Não seria a maioria no Comitê de Política Monetária (Copom) do BC, que tem nove
membros, mas chegaria bem próximo disso - e poderia alterar o equilíbrio de
forças em algumas reuniões. No fim de 2024, termina o mandato de Campos Neto, e
o governo petista teria o controle do BC.
Galípolo já tem se movimentado nos
bastidores para ganhar terreno no Banco Central. Quatro dos nomes mais fortes
considerados para ocupar uma das vagas no Copom abertas em fevereiro têm
ligações próximas com ele.
Um operador do mercado financeiro pontua
que Galípolo se sentaria na cadeira com um potencial conflito de interesses:
agradar o presidente Lula para assegurar a indicação para o comando do BC. Mas,
por outro lado, ele teria que ser sabatinado e aprovado pelo Senado duas vezes,
uma vez como diretor e outra como presidente. Ou seja, teria que andar numa
linha fina para agradar o governo petista sem perder viabilidade no Senado.
A principal preocupação ouvida pelo Valor no mercado é que
suas ideias econômicas, pelo que tudo indica, são bem diferentes do paradigma
em que opera a política monetária, não só no Brasil, mas também nas economias
avançadas.
Desde que entrou no governo, Galípolo tem
sido moderado nas críticas ao Banco Central. Ele reconheceu, por exemplo, o
direito do presidente Lula de fazer cobranças sobre a política monetária. Mas,
por outro lado, tem destacado que, no fim, essa é uma decisão na alçada dos membros
do Copom, um gesto de respeito à autonomia do órgão. Caberia à area econômica
criar condições, na política fiscal, para o BC cortar os juros. Nos seus
pronunciamentos, ele tem sido sutil ao ponto de não fazer uma ligação direta e
mecânica entre a política fiscal e monetária. Numa live do UOL, por exemplo,
destacou um canal em que a política fiscal influencia a monetária: os preços de
ativos, como o dólar e a curva de juros.
Os pronunciamentos mais recentes parecem,
em muitos aspectos, os de um banqueiro central, embora ele não seja reconhecido
com quem tem as qualificações para ser um deles, como conhecimento teórico e
prático de política monetária ou sobre o funcionamento do mercado. Mas não
seria o primeiro - Henrique Meirelles, que antes de assumir o BC era um
banqueiro, supriu as lacunas cercando-se de técnicos competentes nessas áreas.
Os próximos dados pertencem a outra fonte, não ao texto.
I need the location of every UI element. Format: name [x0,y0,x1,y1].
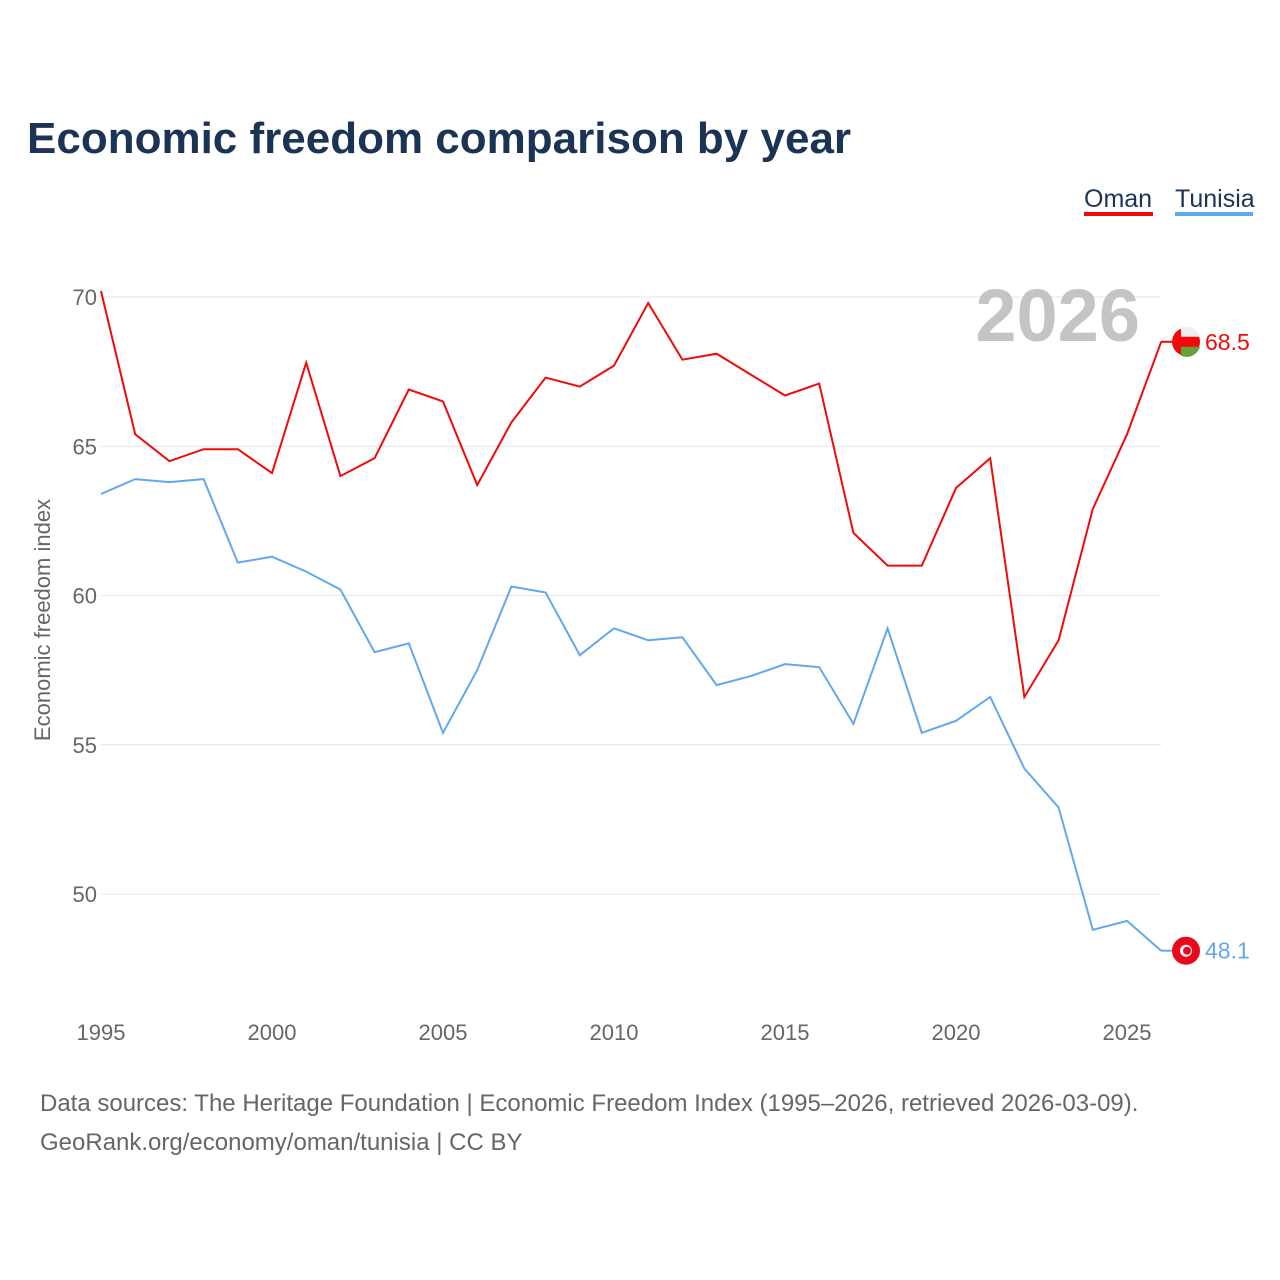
oman-flag-icon [1172,326,1200,357]
legend-item-tunisia[interactable]: Tunisia [1175,185,1255,216]
y-tick-label: 60 [73,584,97,609]
end-value-label: 68.5 [1205,329,1250,355]
legend-swatch [1084,212,1153,216]
x-tick-label: 2005 [419,1020,468,1045]
legend-swatch [1175,212,1253,216]
x-tick-label: 1995 [77,1020,126,1045]
y-tick-label: 55 [73,733,97,758]
tunisia-flag-icon [1172,936,1200,965]
y-axis-label: Economic freedom index [30,499,55,741]
y-tick-label: 65 [73,434,97,459]
footer-sources: Data sources: The Heritage Foundation | … [40,1090,1138,1117]
x-tick-label: 2025 [1103,1020,1152,1045]
series-line-oman [100,290,1163,700]
y-tick-label: 70 [73,285,97,310]
series-lines [100,290,1163,952]
x-tick-label: 2000 [248,1020,297,1045]
legend-item-oman[interactable]: Oman [1084,185,1153,216]
y-tick-label: 50 [73,882,97,907]
legend-label: Tunisia [1175,185,1255,213]
x-tick-label: 2015 [761,1020,810,1045]
legend[interactable]: Oman Tunisia [1084,185,1255,216]
legend-label: Oman [1084,185,1152,213]
x-tick-label: 2020 [932,1020,981,1045]
end-value-label: 48.1 [1205,938,1250,964]
x-tick-label: 2010 [590,1020,639,1045]
footer-link[interactable]: GeoRank.org/economy/oman/tunisia | CC BY [40,1129,522,1156]
chart-title: Economic freedom comparison by year [27,114,851,163]
grid: 50 55 60 65 70 1995 2000 2005 2010 2015 2020 2025 [73,285,1161,1045]
year-watermark: 2026 [975,274,1140,357]
end-markers: 68.5 48.1 [1161,326,1250,965]
series-line-tunisia [100,478,1162,952]
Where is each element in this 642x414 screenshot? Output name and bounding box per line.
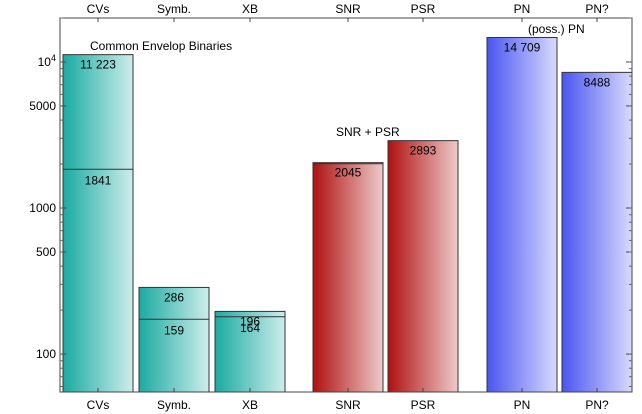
bar-inner-label-xb: 164: [240, 321, 260, 335]
bar-value-label-pn: 14 709: [504, 40, 541, 54]
tick-label-bottom-psr: PSR: [411, 398, 436, 412]
y-tick-label: 5000: [29, 99, 56, 113]
tick-label-bottom-pn: PN?: [585, 398, 609, 412]
tick-label-top-xb: XB: [242, 2, 258, 16]
bar-value-label-symb: 286: [164, 290, 184, 304]
bar-xb: [214, 310, 286, 393]
tick-label-bottom-snr: SNR: [335, 398, 361, 412]
bar-cvs: [62, 54, 134, 393]
y-tick-label: 100: [36, 347, 56, 361]
plot-frame: [59, 17, 633, 393]
tick-label-bottom-symb: Symb.: [157, 398, 191, 412]
bar-value-label-xb: 196: [240, 314, 260, 328]
y-tick-label: 500: [36, 245, 56, 259]
bar-value-label-pn: 8488: [584, 75, 611, 89]
axis-layer: CVs CVs Symb. Symb. XB XB SNR SNR PSR PSR PN PN PN? P…: [29, 2, 633, 412]
y-tick-label-10e4: 104: [38, 53, 56, 69]
bar-pn: [561, 71, 633, 393]
tick-label-bottom-pn: PN: [514, 398, 531, 412]
bars-layer: [62, 36, 633, 393]
tick-label-bottom-xb: XB: [242, 398, 258, 412]
tick-label-top-pn: PN: [514, 2, 531, 16]
tick-label-top-cvs: CVs: [87, 2, 110, 16]
bar-snr: [312, 162, 384, 393]
bar-pn: [486, 36, 558, 393]
tick-label-top-pn: PN?: [585, 2, 609, 16]
annotation-cvs: Common Envelop Binaries: [90, 39, 232, 53]
y-tick-label: 1000: [29, 201, 56, 215]
bar-value-label-cvs: 11 223: [80, 58, 116, 72]
annotation-pn: (poss.) PN: [528, 22, 585, 36]
bar-inner-label-cvs: 1841: [85, 173, 112, 187]
tick-label-top-symb: Symb.: [157, 2, 191, 16]
tick-label-bottom-cvs: CVs: [87, 398, 110, 412]
tick-label-top-snr: SNR: [335, 2, 361, 16]
annotation-snr: SNR + PSR: [336, 125, 400, 139]
bar-psr: [387, 140, 459, 393]
bar-value-label-snr: 2045: [335, 166, 362, 180]
bar-inner-label-symb: 159: [164, 323, 184, 337]
bar-value-label-psr: 2893: [410, 144, 437, 158]
tick-label-top-psr: PSR: [411, 2, 436, 16]
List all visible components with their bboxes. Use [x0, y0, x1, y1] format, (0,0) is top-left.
O que preocupa é o que ele disse e escreveu
num passado não tão distante. Em 2021, no podcast “Direito e Economia”,
Galípolo faz uma crítica bem elaborada da ortodoxia econômica. Vale ouvi-lo na
íntegra para entender, sem recortes, um pouco da formação intelectual do
candidato a presidente do BC.
Ele faz sérias restrições ao tratamento da
economia como uma ciência natural e, discorre, por exemplo, sobre os modelos de
projeção econômica - que são ponto de partida para qualquer análise feita pelo
Copom e pelos BCs modernos. “Os modelos econômicos são úteis como uma
contabilidade do passado”, disse. “Por isso há tantos vexames nas projeções.”
Os ortodoxos, em geral, também reconhecem
as limitações dos modelos. Os BCs tomam decisões com uma boa dose de
julgamento. E não há essa visão ingênua de que economia é uma ciência natural.
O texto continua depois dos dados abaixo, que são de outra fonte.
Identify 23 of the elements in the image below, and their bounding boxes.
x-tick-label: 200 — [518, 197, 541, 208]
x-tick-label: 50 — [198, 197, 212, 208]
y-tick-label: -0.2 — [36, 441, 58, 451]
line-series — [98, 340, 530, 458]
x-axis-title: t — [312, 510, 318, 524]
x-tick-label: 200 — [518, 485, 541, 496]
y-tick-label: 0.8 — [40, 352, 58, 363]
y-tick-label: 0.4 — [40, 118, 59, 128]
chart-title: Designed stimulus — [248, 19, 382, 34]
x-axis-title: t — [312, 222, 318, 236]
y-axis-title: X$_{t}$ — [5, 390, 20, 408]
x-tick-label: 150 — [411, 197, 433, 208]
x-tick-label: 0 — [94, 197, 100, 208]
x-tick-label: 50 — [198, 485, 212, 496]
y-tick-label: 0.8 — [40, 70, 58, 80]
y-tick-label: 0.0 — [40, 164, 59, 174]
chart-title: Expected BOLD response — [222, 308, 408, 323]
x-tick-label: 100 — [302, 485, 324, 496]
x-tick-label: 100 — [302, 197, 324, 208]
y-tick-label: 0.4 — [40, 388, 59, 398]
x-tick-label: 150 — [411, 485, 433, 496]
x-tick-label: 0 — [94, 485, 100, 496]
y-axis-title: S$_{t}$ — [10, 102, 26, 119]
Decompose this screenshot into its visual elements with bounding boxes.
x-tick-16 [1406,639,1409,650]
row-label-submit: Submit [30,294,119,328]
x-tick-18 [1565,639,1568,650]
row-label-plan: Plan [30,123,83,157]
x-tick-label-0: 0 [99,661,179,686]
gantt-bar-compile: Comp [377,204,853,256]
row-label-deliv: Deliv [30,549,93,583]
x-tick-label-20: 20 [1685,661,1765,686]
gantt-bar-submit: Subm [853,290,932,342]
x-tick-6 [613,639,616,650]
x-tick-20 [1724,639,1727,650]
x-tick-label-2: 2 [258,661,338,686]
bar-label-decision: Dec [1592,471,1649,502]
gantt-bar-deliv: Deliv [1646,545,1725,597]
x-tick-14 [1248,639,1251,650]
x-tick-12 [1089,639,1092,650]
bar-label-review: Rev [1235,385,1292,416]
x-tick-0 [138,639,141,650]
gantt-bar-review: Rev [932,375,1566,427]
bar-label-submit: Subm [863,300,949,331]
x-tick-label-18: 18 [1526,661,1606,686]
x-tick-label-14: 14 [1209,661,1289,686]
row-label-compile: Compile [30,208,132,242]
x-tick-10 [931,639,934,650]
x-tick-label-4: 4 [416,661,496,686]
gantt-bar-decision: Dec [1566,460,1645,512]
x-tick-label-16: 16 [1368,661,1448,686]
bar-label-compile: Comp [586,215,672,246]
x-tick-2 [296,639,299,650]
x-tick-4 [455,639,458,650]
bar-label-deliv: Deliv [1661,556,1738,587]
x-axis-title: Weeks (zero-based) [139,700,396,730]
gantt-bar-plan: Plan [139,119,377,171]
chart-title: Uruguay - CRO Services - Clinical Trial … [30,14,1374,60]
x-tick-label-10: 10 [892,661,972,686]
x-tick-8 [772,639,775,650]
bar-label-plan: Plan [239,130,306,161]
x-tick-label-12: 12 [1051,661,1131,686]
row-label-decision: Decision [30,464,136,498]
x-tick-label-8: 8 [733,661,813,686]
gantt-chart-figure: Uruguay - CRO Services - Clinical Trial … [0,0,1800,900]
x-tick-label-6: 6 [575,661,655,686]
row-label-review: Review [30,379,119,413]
Mas, ao fazer terra arrasada das ferramentas analíticas usadas pelos BCs,
Galípolo dissemina receios de que possa se inclinar a fórmulas não ortodoxas
rejeitadas pelo mercado financeiro.
Há menos de um ano, seu nome apareceu na
equipe de especialistas do Núcleo Economia Econômica do Cebri que fez o
documento “Diretrizes de Políticas Públicas para 2023”, coordenado por Lara
Resende. Um dos capítulos desse trabalho defende, basicamente, a adoção de uma
política monetária na linha do MMT e do controle da curva de juros futuros. Se
fosse levado adiante, significaria abandonar o regime de metas de inflação para
adotar uma linha monetária alternativa. Não se sabe, ao certo, o quanto
Galípolo compartilha das propostas descritas no documento, que foi feito a
muitas mãos - embora não possa negar a co-autoria de um documento que assinou.
O Valor procurou
o secretário, mas não teve resposta.